Явился он — долгожданный Номер Первый. Его лицо было серьезно, губы сжаты, щеки надуты.

— Принес, — глухо и загадочно сказал он, отирая пот с лица и лысины.

— Где же вы пропадали? — спросил я Номера Первого.

— Утром не застал директора, — лихорадочно дыша, объяснил он, — а противная напудренная секретарша из-за Майкла вообще не хотела со мной разговаривать. Он, видите ли, ее напугал. Только к вечеру мне наконец отдали это письмо, и я побежал к Номеру Шестому — художнику Иллариону, — хотел с ним посоветоваться. Два часа битых прождал я у его порога, так и не дождался. А потом знаете, какие концы по Москве приходится с Майклом делать? Такая несправедливость — собак ни в автобусы, ни в метро не пускают!

— Так расскажите, что же в письме? — не утерпела Люся.

— Пять дней они работали и с большим трудом расшифровали. Мало того, что все расплылось, — почерк оказался исключительно неразборчивый. Автор письма находился в крайнем волнении — так мне объяснили в институте.

— Читайте, читайте! — запросили самые нетерпеливые. Прошмыгнул Тычинка и, ни с кем не здороваясь, потихоньку уселся в уголочке.

Вот уж кого я никак не ожидал увидеть у себя! После нашествия изыскателей, после ужасов, пережитых Розой Петровной, я думал, он три года не будет со мной разговаривать.

Пока Номер Первый полез за платком, пока протер очки, пока платок спрятал, надел очки на нос, прошло еще две томительные минуты. Вот что он нам прочитал:

— Дорогая моя Иринушка, может, не свидимся больше, прощай, буду о тебе помнить и любить тебя вечно. Будь покойна. Вещь спрятана у Прохора. Оставляю тебе кинжал — может, пригодится.

Твой навсегда — Егор. Лета 1838 июля 18-го дня.

Мы долго молчали, ожидая продолжения.

— И все письмо? — спросила Люся.

— Все, — ответил Номер Первый.

Я задумался. Я ровно ничего не понял.

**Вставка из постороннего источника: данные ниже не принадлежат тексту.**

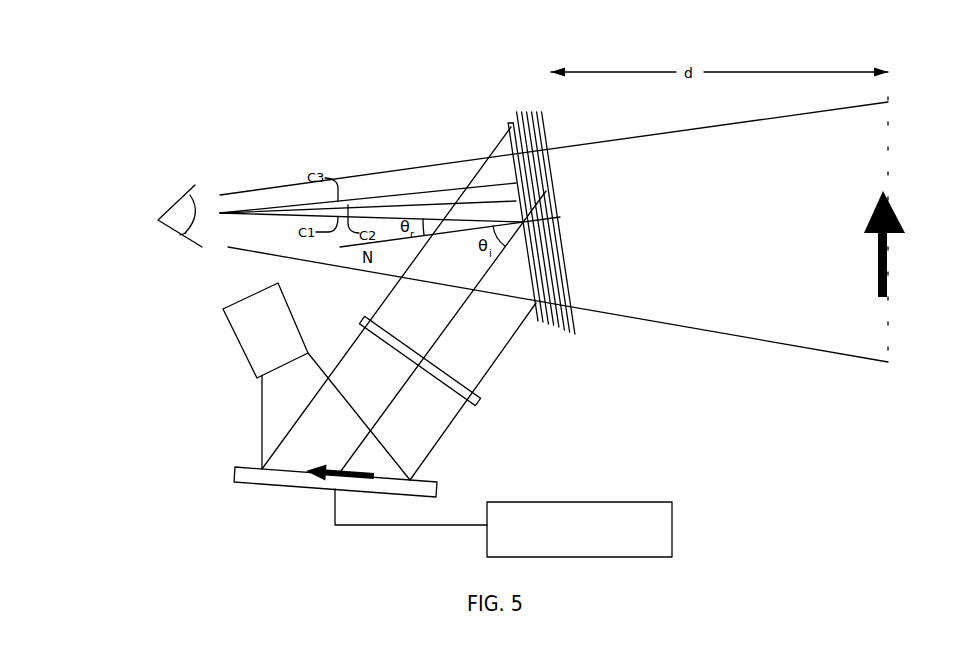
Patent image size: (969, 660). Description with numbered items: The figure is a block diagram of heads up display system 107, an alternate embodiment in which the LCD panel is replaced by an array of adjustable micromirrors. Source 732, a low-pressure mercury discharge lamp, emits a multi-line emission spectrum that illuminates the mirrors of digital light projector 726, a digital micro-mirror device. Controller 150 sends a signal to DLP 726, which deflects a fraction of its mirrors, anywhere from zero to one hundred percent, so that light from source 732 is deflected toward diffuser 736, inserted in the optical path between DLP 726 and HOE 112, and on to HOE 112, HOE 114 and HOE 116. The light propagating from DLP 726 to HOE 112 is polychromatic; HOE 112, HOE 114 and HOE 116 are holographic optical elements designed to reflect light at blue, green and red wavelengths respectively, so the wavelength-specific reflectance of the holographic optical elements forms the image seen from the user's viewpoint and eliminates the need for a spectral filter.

The heads up panel system 107 is at (243, 128).
The holographic optical element 112 is at (508, 125).
The holographic optical element 114 is at (524, 112).
The holographic optical element 116 is at (574, 212).
The controller 150 is at (877, 260).
The source 732 is at (243, 357).
The diffuser 736 is at (470, 403).
The digital light projector 726 is at (437, 483).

Такие запутанные истории встречаются только в очень толстых шпионских романах.

— Под словом «вещь» разумеют любой предмет мужского, женского или среднего рода, — глубокомысленно изрекла Магдалина Харитоновна.

— Эта спрятанная вещь несомненно чрезвычайно ценная, раз о ней вспоминают в минуты расставания навеки, — осторожно заметил Тычинка.

— Это кольцо, — предположила Магдалина Харитоновна.

— Это ружье! — выпалил Витя Перец.

— Нет, это портрет! — Люся порывисто вскочила.

— Прощальное письмо адресовано Ирине Загвоздецкой. Это факт бесспорный. Вспомните альбом. А кто же Егор? Не тот ли ученик академии, которого полковник Загвоздецкий вызывал из Петербурга? — неуверенно высказал свое мнение Номер Первый.

— Ключ в наших руках. Попытаемся начать не с Егора, а с Прохора. — Тычинка порывисто схватил Номера Первого за руку. — Вы живете в Любце всю жизнь. Зачастую из поколения в поколение новорожденных младенцев называют в честь их отцов и дедов. Припомните-ка, не проживает ли в данный момент в Любце какой-либо Прохор или Прохорович?

В это время в дверь постучали. Вошла Роза Петровна. Тычинка сделал нетерпеливый жест ладошкой.

— Ванюшечка, иди ужинать!

— Оставь меня в покое! Не мешай! — гаркнул он. Несчастная ухватилась за косяк двери, собираясь, кажется, упасть в обморок, и молча исчезла.

Я просто опешил: мой милый сосед — аккуратнейший, уравновешенный Тычинка, отказался от ужина в девять тридцать да еще прикрикнул на свою супругу!

— Так не припомните? — Тычинка продолжал теребить Номера Первого.